Hasta ahora nunca se había atrevido, pues era una pequeña historia capaz de enternecer los corazones más duros, y Amadora odiaba llorar. Además, todo lo que se contaba en la historia había transcurrido… más o menos… de esa manera. Es decir; no era así como había pasado exactamente, pero era así como se contaba. Tal vez no hacía bien desempolvando la anécdota, el secreto de Lefthand; pero ya que algunos seguramente la conocían, se dejó ir y su voz sonó por encima de las otras voces.
En efecto, a más de uno le resultaba familiar, porque se había hecho célebre en España hacía casi veinte años, antes de perderse en el olvido. La anécdota relataba una hazaña que había tenido lugar entonces, se decía, y el héroe era un niño que viajaba de incógnito en un barco de guerra español, del que su padre era el capitán.

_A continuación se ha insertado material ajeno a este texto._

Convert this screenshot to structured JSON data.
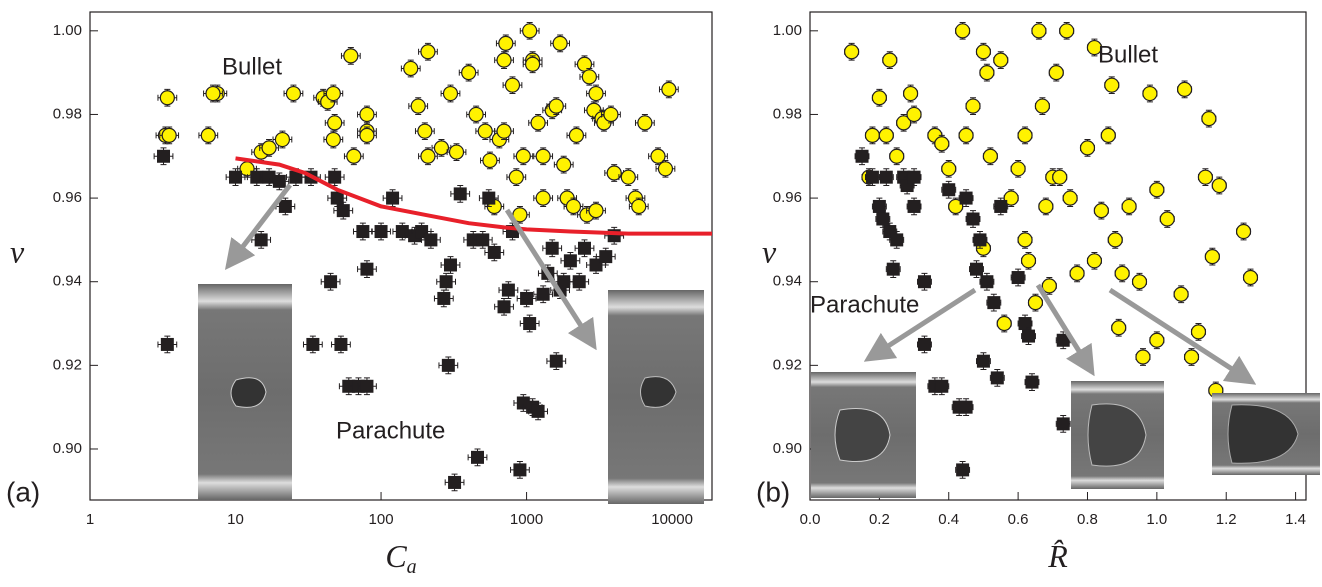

Mientras Amadora hablaba y hablaba, Elena alzó de repente los ojos y lo vio. Él estaba allí, en la otra punta del buque. Donde un rato antes no había nadie, ahora estaba Lefthand, apartado, ausente como un espectro, la mirada perdida en un punto impreciso de la noche. Como era imposible que no estuviera escuchando a Amadora, Elena se quedó mirándolo fascinada.
La anécdota refería que la flota inglesa superaba a la nuestra en una proporción de dos contra uno. Decía que el buque insignia enemigo había abordado la nave en la que viajaba de incógnito el niño. Decía que el comodoro inglés, que estaba casado con una dama española, había herido de muerte al capitán. Y por último, decía que el niño se había interpuesto entre su padre y el comodoro que, apuntándole con la espada, le preguntó: «¿Darías la mano derecha por tu padre?».
Súbitamente, el rostro sombrío de Lefthand se volvió hacia ellos, hacia el lugar de donde partía la voz de Amadora, y sus ojos se encontraron con los de Elena.
Los integrantes del corro escuchaban conmovidos. El viejo Andrade conservaba la pipa en la boca y asentía con la cabeza a las palabras de Amadora. El niño, contaba esta, consintiendo en ello, ofreció una mano temblorosa.
—Y el comodoro —agregó— alzó la espada y de un tajo se la cortó.
Los ojos de Elena seguían fijos en él, que la miraba desde muy lejos como alguien que vuelve de la muerte.
Contaba Amadora que ese acto de arrojo no pudo salvar a su padre, pero no pasó, en cambio, inadvertido a ningún hombre en el buque. La noticia espoleó a los españoles, levantó sus ánimos, les dio una nueva razón para luchar. Después se fue filtrando de un buque a otro y ahí empezó a ganarse la batalla, terminó diciendo, pues ni un solo hombre bien nacido iba a permitir que ese rasgo de coraje se perdiera.
Elena, desolada, desvió la vista hacia Amadora, porque el silencio había seguido a sus palabras. Luego volvió los ojos hacia donde estaba él y, con alivio y desencanto, vio que Lefthand había desaparecido.